Nginxは2004年に登場した高性能なWebサーバーで、現在最も広く使われています。豊富なモジュール、高いカスタマイズ性、優れたパフォーマンスが特徴。リバースプロキシ、ロードバランサー、キャッシュサーバーとしても利用されます。設定ファイルは独自の書式で、やや学習コストが高いですが、柔軟性は非常に高いです。

比較ポイント

1. 設定の容易さ

  • Caddy: Caddyfileは非常に直感的。例えば、example.comというドメインに対してリバースプロキシを設定する場合:
  •   example.com {
          reverse_proxy localhost:3000
      }
      
    これだけでHTTPSが自動で有効になります。
  • Nginx: 同様の設定は以下のようになります(SSL設定は別途必要):
  •   server {
          listen 443 ssl;
          server_name example.com;
          ssl_certificate /path/to/cert.pem;
          ssl_certificate_key /path/to/key.pem;
          location / {
              proxy_pass http://localhost:3000;
          }
      }
      
    Caddyの方が明らかに簡潔です。

    2. 自動SSL(Let's Encrypt)

  • Caddy: 標準機能としてACMEプロトコルに対応。初回アクセス時に自動で証明書を取得し、更新も自動で行われます。設定ファイルにドメインを書くだけでOK。
  • Nginx: 標準では自動SSL機能はありません。Certbotなどのツールを別途インストールし、cronで更新処理を設定する必要があります。最近ではNginx公式のacme.sh対応も進んでいますが、Caddyほど簡単ではありません。
  • 3. パフォーマンス

  • Nginx: イベント駆動型アーキテクチャにより、静的なファイル配信や同時接続数が多い環境で非常に高いパフォーマンスを発揮します。
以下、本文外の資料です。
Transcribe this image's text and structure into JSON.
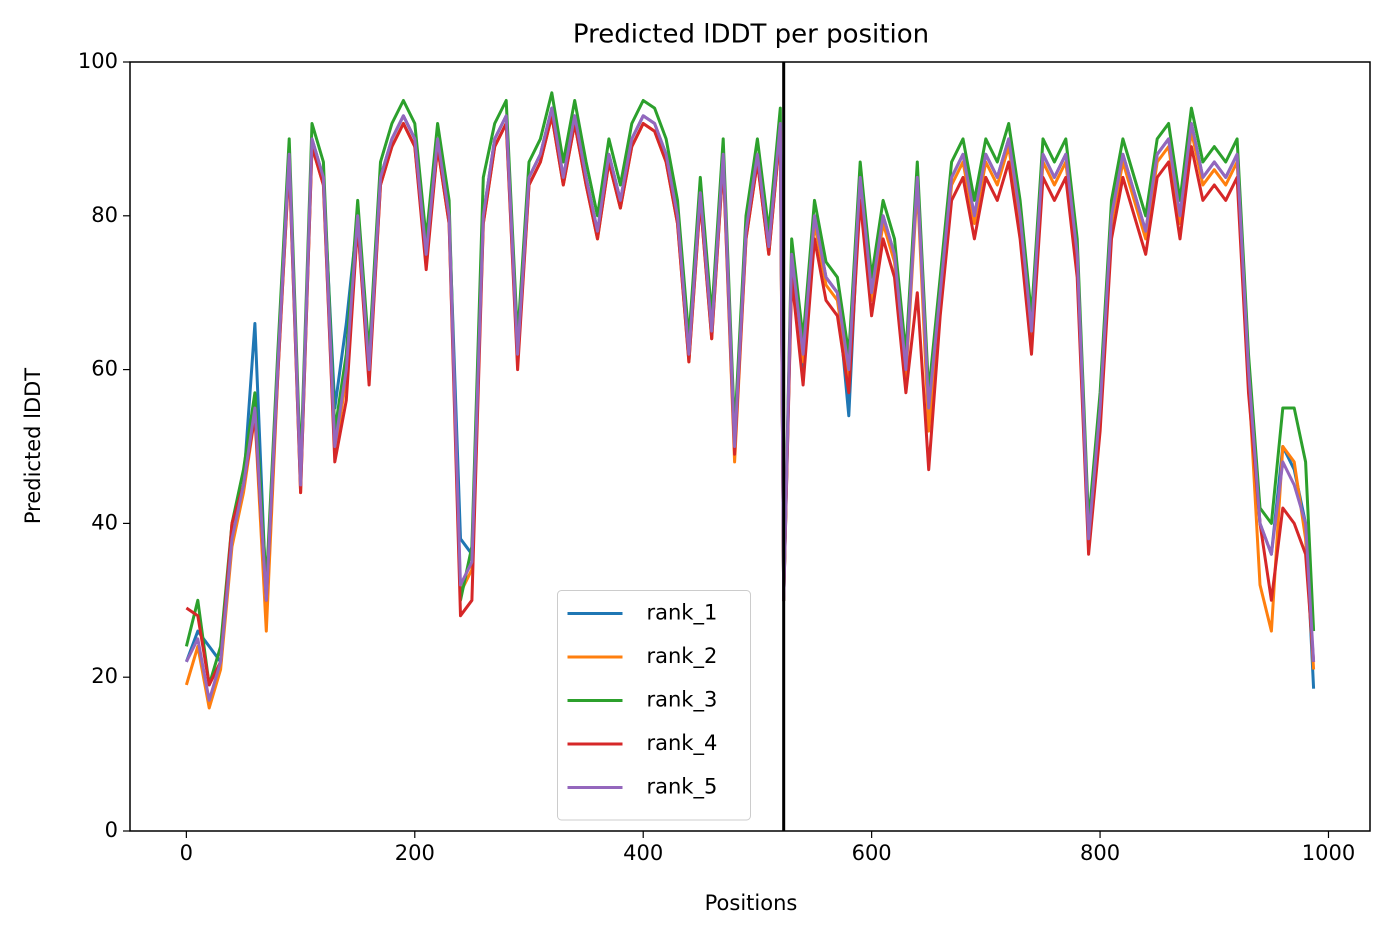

メモリ使用量も少なく、長年のチューニングが施されています。
  • Caddy: Go言語で書かれているため、Nginxよりややメモリ使用量が多い傾向があります。ただし、多くの一般的なユースケースでは差はほとんど感じられません。動的なコンテンツのリバースプロキシでは十分な速度です。
  • 4. モジュールと拡張性

  • Nginx: サードパーティ製モジュールが豊富で、機能の追加が容易。ただし、モジュールの追加にはコンパイルが必要な場合もあり、やや敷居が高い。
  • Caddy: 標準で多くの機能(リバースプロキシ、ファイルサーバー、Markdownレンダリングなど)を備えています。Go言語で書かれているため、プラグインもGoモジュールとして管理でき、xcaddyを使って簡単にビルドできます。
  • 5. コミュニティとドキュメント

  • Nginx: 20年近い歴史があり、情報量は圧倒的。トラブルシューティングの記事やフォーラムも豊富です。
  • Caddy: 比較的新しいため、情報はNginxほど多くありませんが、公式ドキュメントは非常に充実しています。コミュニティも活発で、DiscordやGitHubで質問できます。
  • 初心者におすすめなのは?

    VPS初心者で、とにかく簡単に安全なWebサイトを立ち上げたいなら、Caddyが圧倒的におすすめです。自動SSLにより、証明書の管理に悩む必要がなく、設定も直感的です。例えば、個人ブログや小規模なアプリケーションには最適です。
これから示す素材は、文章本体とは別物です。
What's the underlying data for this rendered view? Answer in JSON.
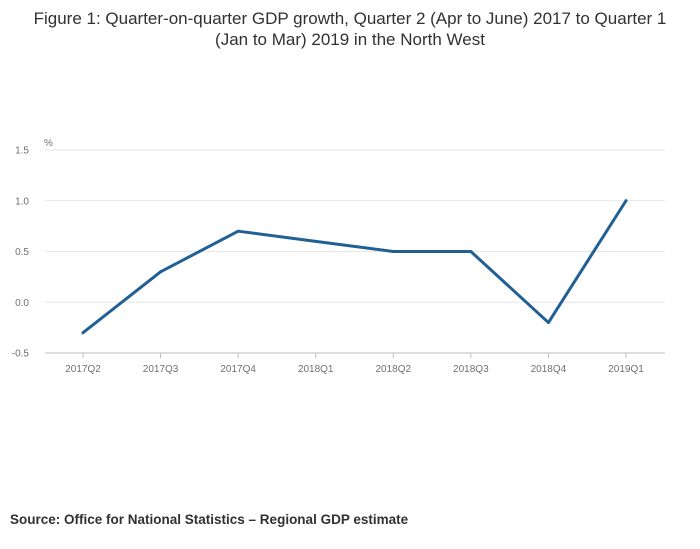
{
  "title": "Figure 1: Quarter-on-quarter GDP growth, Quarter 2 (Apr to June) 2017 to Quarter 1 (Jan to Mar) 2019 in the North West",
  "source": "Source: Office for National Statistics – Regional GDP estimate",
  "chart_data": {
    "type": "line",
    "title": "Figure 1: Quarter-on-quarter GDP growth, Quarter 2 (Apr to June) 2017 to Quarter 1 (Jan to Mar) 2019 in the North West",
    "ylabel": "%",
    "xlabel": "",
    "categories": [
      "2017Q2",
      "2017Q3",
      "2017Q4",
      "2018Q1",
      "2018Q2",
      "2018Q3",
      "2018Q4",
      "2019Q1"
    ],
    "series": [
      {
        "values": [
          -0.3,
          0.3,
          0.7,
          0.6,
          0.5,
          0.5,
          -0.2,
          1.0
        ],
        "color": "#206095"
      }
    ],
    "yticks": [
      "-0.5",
      "0.0",
      "0.5",
      "1.0",
      "1.5"
    ],
    "ylim": [
      -0.5,
      1.5
    ],
    "grid": true,
    "legend": "none"
  },
  "colors": {
    "line": "#206095",
    "grid": "#e6e6e6",
    "axis": "#bebebe",
    "tick_text": "#707071"
  }
}
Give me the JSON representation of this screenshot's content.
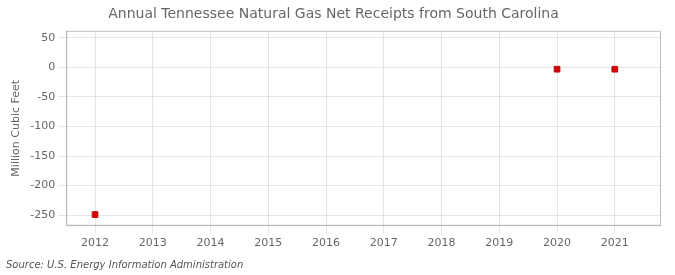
{
  "chart_data": {
    "type": "scatter",
    "title": "Annual Tennessee Natural Gas Net Receipts from South Carolina",
    "ylabel": "Million Cubic Feet",
    "annotations": [
      "Source: U.S. Energy Information Administration"
    ],
    "x": [
      2012,
      2020,
      2021
    ],
    "values": [
      -249,
      -3,
      -3
    ],
    "color": "#cc0000",
    "marker": "square",
    "xlim": [
      2011.5,
      2021.8
    ],
    "ylim": [
      -268,
      62
    ],
    "xticks": [
      2012,
      2013,
      2014,
      2015,
      2016,
      2017,
      2018,
      2019,
      2020,
      2021
    ],
    "yticks": [
      50,
      0,
      -50,
      -100,
      -150,
      -200,
      -250
    ],
    "grid": true
  }
}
    一方、将来の拡張性やパフォーマンスチューニングを重視する、あるいは大規模なトラフィックを捌く必要があるなら、Nginxを選びましょう。また、既にNginxに慣れている場合や、レガシーなシステムとの互換性が必要な場合もNginxが適しています。

    VPSでのセットアップ例

    Caddyのインストール(Ubuntu 22.04)

    sudo apt install -y debian-keyring debian-archive-keyring apt-transport-https
    curl -1sLf 'https://dl.cloudsmith.io/public/caddy/stable/gpg.key' | sudo gpg --dearmor -o /usr/share/keyrings/caddy-stable-archive-keyring.gpg
    curl -1sLf 'https://dl.cloudsmith.io/public/caddy/stable/debian.deb.txt' | sudo tee /etc/apt/sources.list.d/caddy-stable.list
    sudo apt update
    sudo apt install caddy
    

    設定ファイルは /etc/caddy/Caddyfile に記述します。

    Nginxのインストール(Ubuntu 22.04)

    sudo apt update
    sudo apt install nginx
    

    SSLを有効にするには、Certbotをインストールして実行します。

    sudo apt install certbot python3-certbot-nginx
    sudo certbot --nginx -d example.com
    

    *この記事は実際のVPS環境での構築経験に基づいています。料金・スペックは執筆時点のものであり、最新情報は各事業者の公式サイトでご確認ください。*

    まとめ

    項目CaddyNginx
    設定の簡単さ★★★★★★★★☆☆
    自動SSL標準搭載別途ツール必要
    パフォーマンス★★★★☆★★★★★
    拡張性★★★★☆★★★★★
    コミュニティ成長中非常に豊富
    最終的な選択は、あなたの優先順位次第です。
  • 手間を省いてすぐにHTTPSサイトを運用したい → Caddy
  • 将来的なカスタマイズや高トラフィックを見越す → Nginx
  • どちらを選んでも、VPSでのWebサーバー運用は十分可能です。まずは両方を試してみて、自分の使いやすさを体感してみてください。